ResqueはバックエンドとしてRedisを用います。最近話題のNoSQLデータベースの一種です。まず、これをインストールします。
$ sudo apt-get install redis-server
インストールに成功したら、念のためバージョン番号を確認します。
$ redis-cli --version redis-cli 2.2.2
続いて、動作確認のためのRailsアプリケーションを作ります。名前は適当に、kodamaとしておきましょうか。
$ rails new kodama $ cd kodama
Gemfileに必要なgemライブラリを列挙します。
source 'http://rubygems.org' gem 'rails', '3.0.5' gem 'sqlite3' gem 'resque' gem 'SystemTimer', :platform => :ruby_18
[訂正] SystemTimer は Ruby 1.9 では不要です。
gemライブラリをインストールします。
$ bundle install
config/initializers
ディレクトリにload_resque.rb
というファイルを作ります。
require 'resque' Resque.redis = 'localhost:6379'
config/routes.rb
を次のように変更します。
Kodama::Application.routes.draw do get 'hello/:text', :to => 'hello#show' end
app/controllers
ディレクトリにhello_controller.rb
というファイルを作ります。
class HelloController < ApplicationController def show Resque.enqueue(Echo, params[:text]) render :text => params[:text] end end
app
ディレクトリの下にworkers
ディレクトリを作り、そこにecho.rb
というファイルを作ります。
class Echo @queue = :default def self.perform(text) sleep 3 path = File.expand_path("log/echo.log", Rails.root) File.open(path, 'a') do |f| f.puts "Hello #{text}!" end end end
lib/tasks
ディレクトリにresque.rake
というファイルを作ります。
require 'resque/tasks'
空のログファイルを作ります。
$ touch log/echo.log
これで準備完了です。
ワーカーを起動します。
$ QUEUE=default rake environment resque:work
別のターミナルを開いて、Railsサーバを起動します。
$ rails server
さらに別のターミナルを開いて、ログファイルを監視してください。
$ tail -f log/echo.log
ここで、ブラウザで http://localhost:3000/hello/world
にアクセスします。ログファイルに注目してください。アクセスした瞬間、ブラウザには「world」と表示されますが、ログファイルには何も起こりません。しかし、約3秒数秒後に
Hello world!
と表示されます。さらに、http://localhost:3000/hello/boys
にアクセスすると、やはり約3秒数秒おいてログファイルに
Hello boys!
という行が追加されます。
うーむ。驚くほど簡単ですね!
[訂正] 本文中で2回「約3秒」と書きましたが、「数秒」と訂正します。実は、ワーカーは5秒間隔で新たなタスクが追加されていないかチェックしているので、アクセスのタイミングによって3秒後から8秒後にログファイルが書き換わります。(2011/03/23朝)
もう夜も遅いのでソースコードの説明はしませんが、何となく使い方はお分かりになるんじゃないでしょうか。

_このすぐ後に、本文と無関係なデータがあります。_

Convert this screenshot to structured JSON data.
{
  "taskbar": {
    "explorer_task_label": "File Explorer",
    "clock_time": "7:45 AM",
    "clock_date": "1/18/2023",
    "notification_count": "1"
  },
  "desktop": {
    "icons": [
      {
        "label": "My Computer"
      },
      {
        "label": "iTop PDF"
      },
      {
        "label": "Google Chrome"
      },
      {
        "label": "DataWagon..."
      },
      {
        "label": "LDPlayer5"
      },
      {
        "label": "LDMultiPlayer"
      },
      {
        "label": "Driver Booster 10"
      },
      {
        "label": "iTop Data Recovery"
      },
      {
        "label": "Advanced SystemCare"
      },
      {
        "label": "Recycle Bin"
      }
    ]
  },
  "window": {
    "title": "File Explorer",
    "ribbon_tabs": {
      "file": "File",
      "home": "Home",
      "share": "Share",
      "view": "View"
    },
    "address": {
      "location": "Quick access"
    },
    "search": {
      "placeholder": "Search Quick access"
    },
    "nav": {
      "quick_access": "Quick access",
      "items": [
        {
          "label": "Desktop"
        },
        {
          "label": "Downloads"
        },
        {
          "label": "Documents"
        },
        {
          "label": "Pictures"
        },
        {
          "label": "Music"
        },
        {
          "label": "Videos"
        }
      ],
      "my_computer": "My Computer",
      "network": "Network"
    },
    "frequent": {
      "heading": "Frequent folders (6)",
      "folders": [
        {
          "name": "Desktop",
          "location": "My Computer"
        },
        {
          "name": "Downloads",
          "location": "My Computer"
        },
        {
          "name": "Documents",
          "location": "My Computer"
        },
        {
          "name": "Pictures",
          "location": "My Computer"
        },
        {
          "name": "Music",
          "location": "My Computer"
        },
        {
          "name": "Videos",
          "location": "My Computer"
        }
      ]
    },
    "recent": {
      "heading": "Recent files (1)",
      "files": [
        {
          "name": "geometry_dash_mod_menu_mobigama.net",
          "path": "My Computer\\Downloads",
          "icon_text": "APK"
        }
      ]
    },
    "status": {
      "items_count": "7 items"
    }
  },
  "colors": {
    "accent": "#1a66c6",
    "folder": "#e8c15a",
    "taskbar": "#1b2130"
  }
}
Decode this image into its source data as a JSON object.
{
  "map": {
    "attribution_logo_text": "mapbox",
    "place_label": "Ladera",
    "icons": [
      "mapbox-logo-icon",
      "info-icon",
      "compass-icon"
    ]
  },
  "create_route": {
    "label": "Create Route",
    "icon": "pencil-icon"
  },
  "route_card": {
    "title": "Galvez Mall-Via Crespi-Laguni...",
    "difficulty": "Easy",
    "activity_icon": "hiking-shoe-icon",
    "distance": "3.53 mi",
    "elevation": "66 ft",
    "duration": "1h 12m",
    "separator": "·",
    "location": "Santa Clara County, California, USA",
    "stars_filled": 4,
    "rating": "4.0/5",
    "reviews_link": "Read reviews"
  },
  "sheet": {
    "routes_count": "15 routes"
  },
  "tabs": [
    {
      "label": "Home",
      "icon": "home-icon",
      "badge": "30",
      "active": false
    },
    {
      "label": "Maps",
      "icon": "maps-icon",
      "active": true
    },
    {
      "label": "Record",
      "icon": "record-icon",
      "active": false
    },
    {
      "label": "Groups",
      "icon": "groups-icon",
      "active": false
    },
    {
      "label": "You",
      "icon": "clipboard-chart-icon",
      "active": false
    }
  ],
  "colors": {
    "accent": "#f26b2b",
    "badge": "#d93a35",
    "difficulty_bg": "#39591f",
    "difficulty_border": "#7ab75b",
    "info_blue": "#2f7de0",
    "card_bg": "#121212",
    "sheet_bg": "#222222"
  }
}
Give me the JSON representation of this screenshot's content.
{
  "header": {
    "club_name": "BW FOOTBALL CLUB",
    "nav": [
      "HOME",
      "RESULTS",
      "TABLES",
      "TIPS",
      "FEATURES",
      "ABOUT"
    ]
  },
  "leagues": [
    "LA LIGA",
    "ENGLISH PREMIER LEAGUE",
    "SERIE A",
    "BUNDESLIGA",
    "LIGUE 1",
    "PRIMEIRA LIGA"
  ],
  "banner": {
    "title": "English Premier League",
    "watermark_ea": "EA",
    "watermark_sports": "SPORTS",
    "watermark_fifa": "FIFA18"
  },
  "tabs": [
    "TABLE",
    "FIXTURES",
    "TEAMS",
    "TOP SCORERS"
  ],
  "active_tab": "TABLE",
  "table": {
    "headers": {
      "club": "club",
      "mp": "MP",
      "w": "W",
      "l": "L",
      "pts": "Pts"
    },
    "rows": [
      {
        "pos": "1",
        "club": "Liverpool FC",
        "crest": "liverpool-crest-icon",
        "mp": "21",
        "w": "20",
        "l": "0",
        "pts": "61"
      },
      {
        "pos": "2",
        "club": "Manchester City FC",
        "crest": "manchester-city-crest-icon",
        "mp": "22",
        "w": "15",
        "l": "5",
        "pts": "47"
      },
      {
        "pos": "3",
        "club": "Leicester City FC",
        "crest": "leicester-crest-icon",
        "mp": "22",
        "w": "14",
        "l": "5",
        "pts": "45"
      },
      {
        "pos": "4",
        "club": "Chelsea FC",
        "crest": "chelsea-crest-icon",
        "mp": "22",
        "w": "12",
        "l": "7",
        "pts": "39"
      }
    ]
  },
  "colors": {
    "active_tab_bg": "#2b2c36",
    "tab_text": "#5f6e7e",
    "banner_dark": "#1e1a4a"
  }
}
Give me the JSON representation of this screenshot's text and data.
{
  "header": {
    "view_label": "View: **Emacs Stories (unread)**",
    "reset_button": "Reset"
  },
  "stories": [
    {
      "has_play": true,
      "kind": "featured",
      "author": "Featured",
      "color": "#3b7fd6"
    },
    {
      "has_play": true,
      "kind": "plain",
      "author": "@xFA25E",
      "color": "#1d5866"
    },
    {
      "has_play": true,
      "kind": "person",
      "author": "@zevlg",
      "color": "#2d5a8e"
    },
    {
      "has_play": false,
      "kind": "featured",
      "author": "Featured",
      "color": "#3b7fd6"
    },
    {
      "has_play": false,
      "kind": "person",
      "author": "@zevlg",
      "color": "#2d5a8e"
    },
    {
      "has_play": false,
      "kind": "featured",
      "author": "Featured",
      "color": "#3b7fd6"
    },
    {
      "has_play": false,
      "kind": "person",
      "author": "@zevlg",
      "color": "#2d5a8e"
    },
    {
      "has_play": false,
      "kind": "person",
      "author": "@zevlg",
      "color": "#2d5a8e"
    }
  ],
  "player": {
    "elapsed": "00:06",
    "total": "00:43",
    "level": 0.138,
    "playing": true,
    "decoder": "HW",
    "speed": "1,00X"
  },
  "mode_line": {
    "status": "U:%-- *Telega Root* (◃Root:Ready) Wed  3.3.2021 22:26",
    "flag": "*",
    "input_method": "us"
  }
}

ポイントを挙げるとすれば、Echoクラスのクラスインスタンス変数@queue
にセットした:default
というシンボルです。これは何でもいいのですが、ここで指定した値が、ワーカーを起動するときの環境変数QUEUEの値になります。両者を一致させる点に注意してください。
なお、ファイル echo.rb
を置くディレクトリは、app/models
でもいいです。
書いてある通りにやってみたけど動かないよ、という方は、ワーカーを起動するコマンドを次のように変更してみてください。
$ QUEUE=default VVERBOSE=true rake environment resque:work
状況が細かく画面に表示されますので、うまく動かない原因が分かるかもしれません。